This week, we’ll get to the nitty gritty of a topic that can be extremely relevant to litigators: the law applicable to determine the preclusive effect of an arbitral award.
If something’s been arbitrated, it generally cannot be relitigated. In other words, arbitral awards usually have preclusive effect. There’s not much controversy about this much.
But what law determines the preclusive effect of the arbitral award? At least with respect to awards that have been confirmed by a federal court sitting in diversity, most of the doctrinal ingredients needed to supply an answer have been in place for a while. The Ninth Circuit, though, just put those ingredients together in NTCH-WA, Inc. v. ZTE Corp., 2019 WL 1810776 (April 25, 2019).
First, a court order confirming an award has “the same force and effect” as a final judgment on the merits. FAA § 13. This includes, of course, the preclusive effect of the award. See, e.g., Restatement (Second) of Judgments § 84(1). So far, simple enough.
Second, “[F]ederal common law governs the claim-preclusive effect of” a judgment rendered “by a court sitting in diversity.” Semtek Int’l Inc. v. Lockheed Martin Corp., 531 U.S. 497, 508, (2001). Cool, cool, cool.
Third, federal common law, in these circumstances, looks to the law of the state where the federal district court rendering the judgment sits. A moment’s pause to think through this confirms that it squares with the federalism concerns of Erie. In fact, this is just a variation on the Erie-inspired choice-of-law principle of Klaxon Co. v. Stentor Elec. Mfg. Co., 313 U.S. 487, 496 (1941)).
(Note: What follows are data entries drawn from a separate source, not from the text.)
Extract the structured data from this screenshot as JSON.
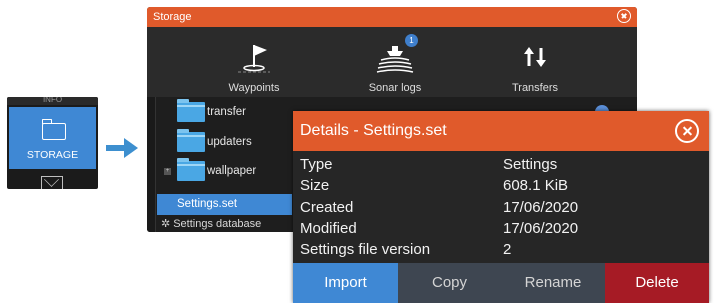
{
  "thumbnail": {
    "top_text": "INFO",
    "selected_label": "STORAGE",
    "folder_icon": "folder-icon",
    "mail_icon": "mail-icon"
  },
  "storage_window": {
    "title": "Storage",
    "toolbar": [
      {
        "label": "Waypoints",
        "icon": "waypoint-flag-icon"
      },
      {
        "label": "Sonar logs",
        "icon": "sonar-boat-icon",
        "badge": "1"
      },
      {
        "label": "Transfers",
        "icon": "transfer-arrows-icon"
      }
    ],
    "files": [
      {
        "name": "transfer"
      },
      {
        "name": "updaters"
      },
      {
        "name": "wallpaper",
        "expander": "+"
      }
    ],
    "selected_file": "Settings.set",
    "db_item": "Settings database"
  },
  "details_dialog": {
    "title": "Details - Settings.set",
    "rows": [
      {
        "key": "Type",
        "value": "Settings"
      },
      {
        "key": "Size",
        "value": "608.1 KiB"
      },
      {
        "key": "Created",
        "value": "17/06/2020"
      },
      {
        "key": "Modified",
        "value": "17/06/2020"
      },
      {
        "key": "Settings file version",
        "value": "2"
      }
    ],
    "buttons": {
      "import": "Import",
      "copy": "Copy",
      "rename": "Rename",
      "delete": "Delete"
    }
  },
  "colors": {
    "title_bar": "#e05a2b",
    "selection": "#3f88d4",
    "delete": "#a61b25",
    "arrow": "#3d8fcf"
  }
}
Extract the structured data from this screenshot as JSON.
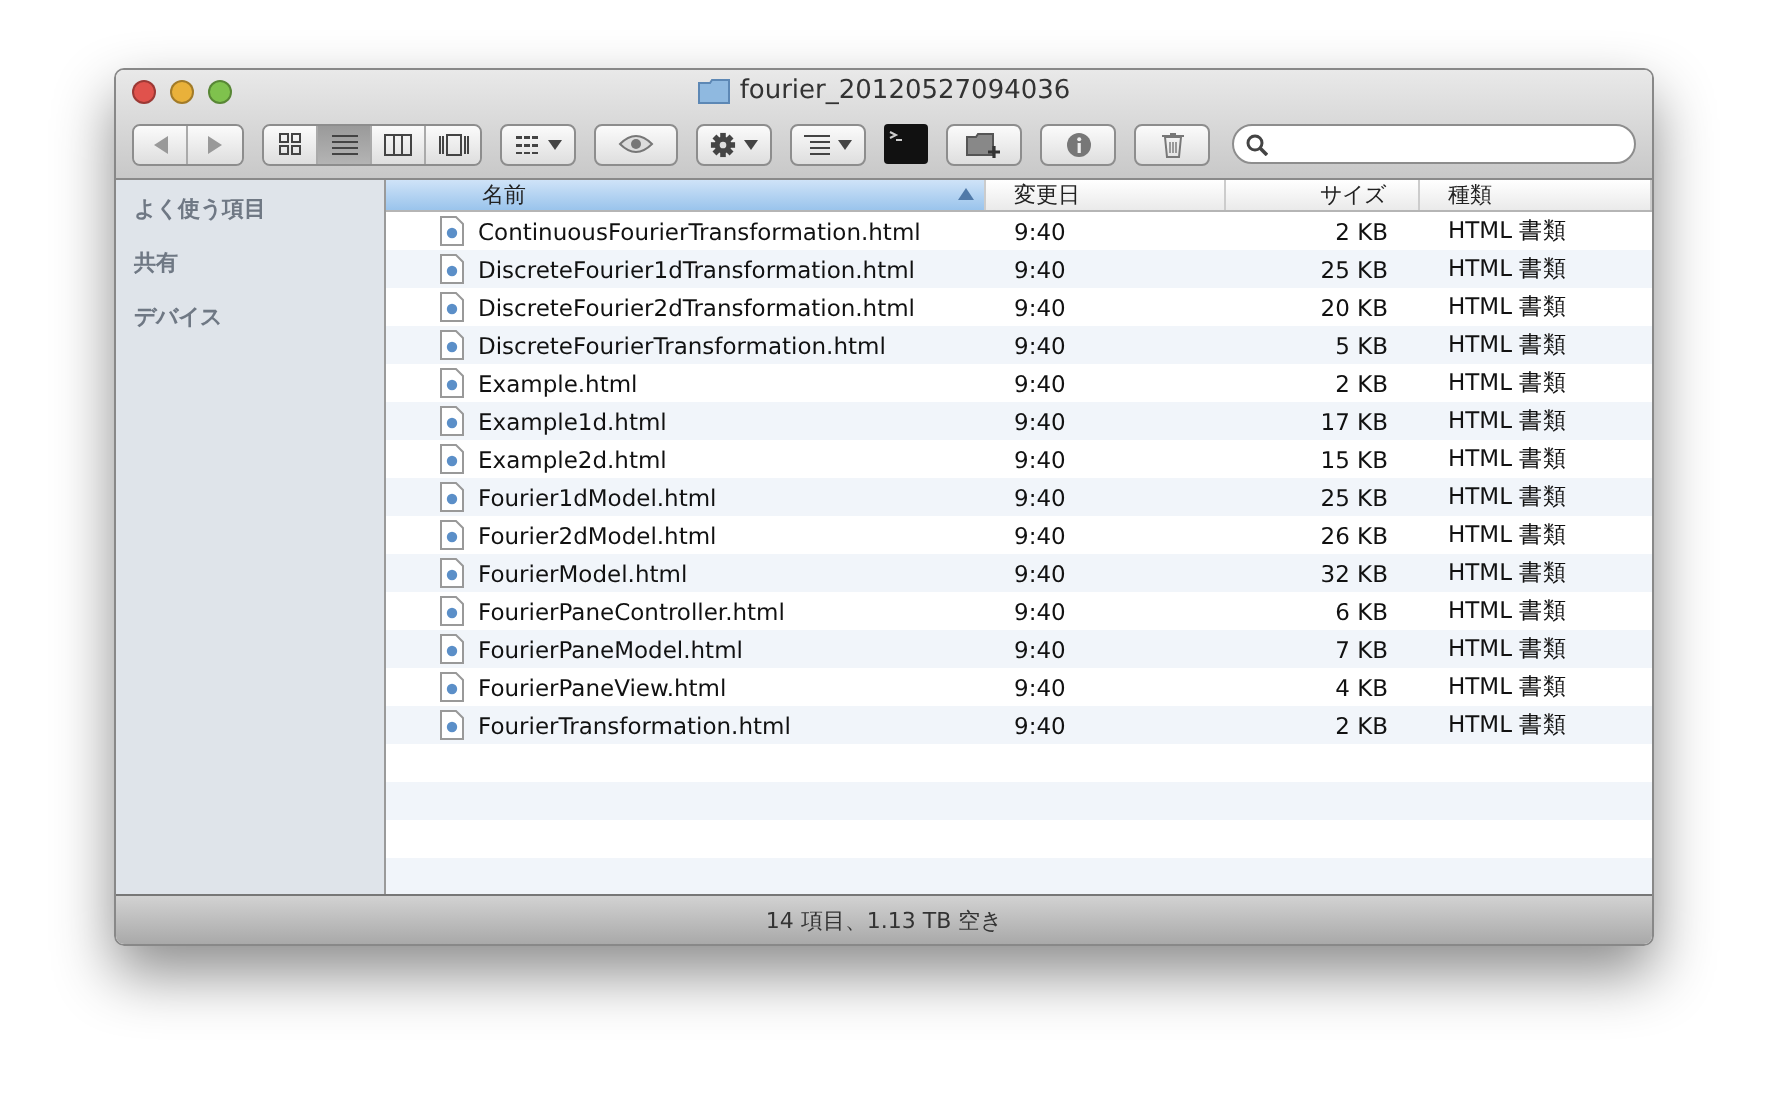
{
  "window": {
    "title": "fourier_20120527094036"
  },
  "toolbar": {
    "view_modes": [
      {
        "kind": "icons",
        "selected": false
      },
      {
        "kind": "list",
        "selected": true
      },
      {
        "kind": "columns",
        "selected": false
      },
      {
        "kind": "coverflow",
        "selected": false
      }
    ]
  },
  "sidebar": {
    "sections": [
      "よく使う項目",
      "共有",
      "デバイス"
    ]
  },
  "table": {
    "columns": [
      {
        "label": "名前",
        "selected": true
      },
      {
        "label": "変更日",
        "selected": false
      },
      {
        "label": "サイズ",
        "selected": false
      },
      {
        "label": "種類",
        "selected": false
      }
    ],
    "rows": [
      {
        "name": "ContinuousFourierTransformation.html",
        "date": "9:40",
        "size": "2 KB",
        "type": "HTML 書類"
      },
      {
        "name": "DiscreteFourier1dTransformation.html",
        "date": "9:40",
        "size": "25 KB",
        "type": "HTML 書類"
      },
      {
        "name": "DiscreteFourier2dTransformation.html",
        "date": "9:40",
        "size": "20 KB",
        "type": "HTML 書類"
      },
      {
        "name": "DiscreteFourierTransformation.html",
        "date": "9:40",
        "size": "5 KB",
        "type": "HTML 書類"
      },
      {
        "name": "Example.html",
        "date": "9:40",
        "size": "2 KB",
        "type": "HTML 書類"
      },
      {
        "name": "Example1d.html",
        "date": "9:40",
        "size": "17 KB",
        "type": "HTML 書類"
      },
      {
        "name": "Example2d.html",
        "date": "9:40",
        "size": "15 KB",
        "type": "HTML 書類"
      },
      {
        "name": "Fourier1dModel.html",
        "date": "9:40",
        "size": "25 KB",
        "type": "HTML 書類"
      },
      {
        "name": "Fourier2dModel.html",
        "date": "9:40",
        "size": "26 KB",
        "type": "HTML 書類"
      },
      {
        "name": "FourierModel.html",
        "date": "9:40",
        "size": "32 KB",
        "type": "HTML 書類"
      },
      {
        "name": "FourierPaneController.html",
        "date": "9:40",
        "size": "6 KB",
        "type": "HTML 書類"
      },
      {
        "name": "FourierPaneModel.html",
        "date": "9:40",
        "size": "7 KB",
        "type": "HTML 書類"
      },
      {
        "name": "FourierPaneView.html",
        "date": "9:40",
        "size": "4 KB",
        "type": "HTML 書類"
      },
      {
        "name": "FourierTransformation.html",
        "date": "9:40",
        "size": "2 KB",
        "type": "HTML 書類"
      }
    ]
  },
  "status_bar": {
    "text": "14 項目、1.13 TB 空き"
  }
}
Long and short of it, so long as the state preclusion rules are not incompatible with federal interests, they apply.
Those ingredients all laid out, the Ninth Circuit mixes them altogether:
Because a federal-court order confirming an arbitration award has “the same force and effect” as a final judgment on the merits, 9 U.S.C. § 13, and because we determine the preclusive effect of a prior federal diversity judgment by reference to the law of the state where the rendering court sat, we hold that when a federal court sitting in diversity confirms an arbitration award, the preclusion law of the state where that court sits determines the preclusive effect of the arbitral award.